At any rate, your contempt for your fellow human beings does not prevent you, with a well-guarded self-respect, from trying to win their respect. – Dag Hammarskjold
I’ve managed to bequeath some of my lifelong judgmental attitude about others to my children, and to one son in particular. We talked about it at lunch today, as he’s starting to see how it’s affecting his life in various ways. I didn’t have any particular wisdom to impart to him, and I don’t have any in mind as I start to write this Joe to Go.
When was I last aware of my judging someone else?
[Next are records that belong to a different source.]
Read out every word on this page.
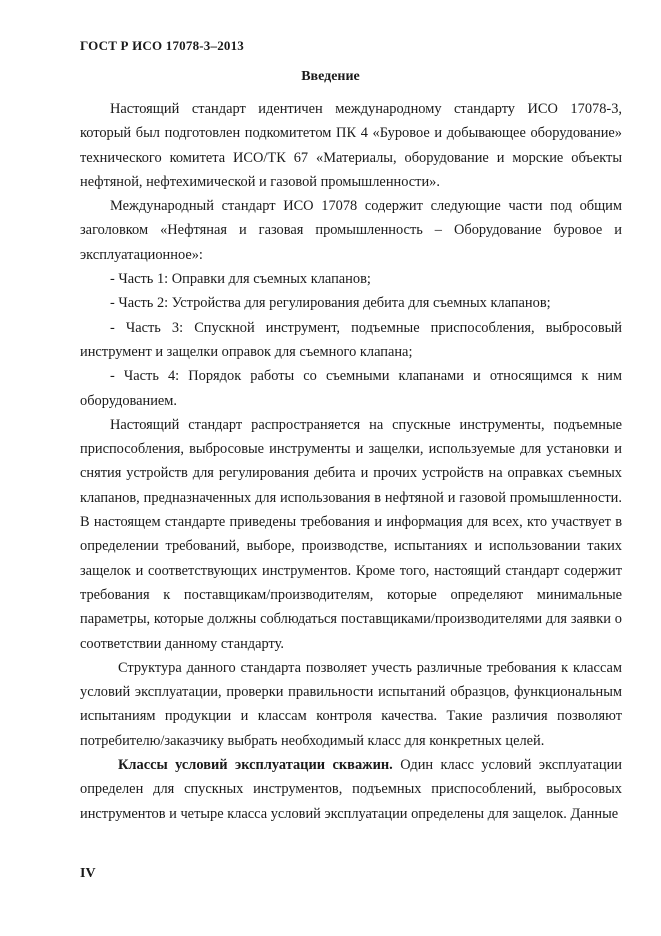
ГОСТ Р ИСО 17078-3–2013
Введение

Настоящий стандарт идентичен международному стандарту ИСО 17078-3, который был подготовлен подкомитетом ПК 4 «Буровое и добывающее оборудование» технического комитета ИСО/ТК 67 «Материалы, оборудование и морские объекты нефтяной, нефтехимической и газовой промышленности».

Международный стандарт ИСО 17078 содержит следующие части под общим заголовком «Нефтяная и газовая промышленность – Оборудование буровое и эксплуатационное»:

- Часть 1: Оправки для съемных клапанов;

- Часть 2: Устройства для регулирования дебита для съемных клапанов;

- Часть 3: Спускной инструмент, подъемные приспособления, выбросовый инструмент и защелки оправок для съемного клапана;

- Часть 4: Порядок работы со съемными клапанами и относящимся к ним оборудованием.

Настоящий стандарт распространяется на спускные инструменты, подъемные приспособления, выбросовые инструменты и защелки, используемые для установки и снятия устройств для регулирования дебита и прочих устройств на оправках съемных клапанов, предназначенных для использования в нефтяной и газовой промышленности. В настоящем стандарте приведены требования и информация для всех, кто участвует в определении требований, выборе, производстве, испытаниях и использовании таких защелок и соответствующих инструментов. Кроме того, настоящий стандарт содержит требования к поставщикам/производителям, которые определяют минимальные параметры, которые должны соблюдаться поставщиками/производителями для заявки о соответствии данному стандарту.

Структура данного стандарта позволяет учесть различные требования к классам условий эксплуатации, проверки правильности испытаний образцов, функциональным испытаниям продукции и классам контроля качества. Такие различия позволяют потребителю/заказчику выбрать необходимый класс для конкретных целей.

Классы условий эксплуатации скважин. Один класс условий эксплуатации определен для спускных инструментов, подъемных приспособлений, выбросовых инструментов и четыре класса условий эксплуатации определены для защелок. Данные

IV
Yesterday, when I ran into a retired guy I knew only vaguely from his letters to the editor. He’s extremely overweight, and I’ve always imagined him to be the epitome of an entrenched bureaucrat, though I don’t actually know this to be true, now that I think about it. Is it just because of his profession? Or is it his weight?
He was very outgoing towards me and my daughter, and I responded in kind. But I think I still walked away harboring some judgmentalness.
As I think about the Hammarskjold quote, it’s evidently very important for me to be seen as trim and fit, just like it was for my dad. And it’s evidently also very important for me to be seen as a nimble, change-embracing entrepreneur, not some paper-pushing, stuck-in-the-mud middle manager. And at some level, I must think I’m not lovable as is. Goofy thinking, but there it is. Maybe it would be good for me to develop a pot-belly and get a ho- hum job in the bowels of a huge and faceless corporation.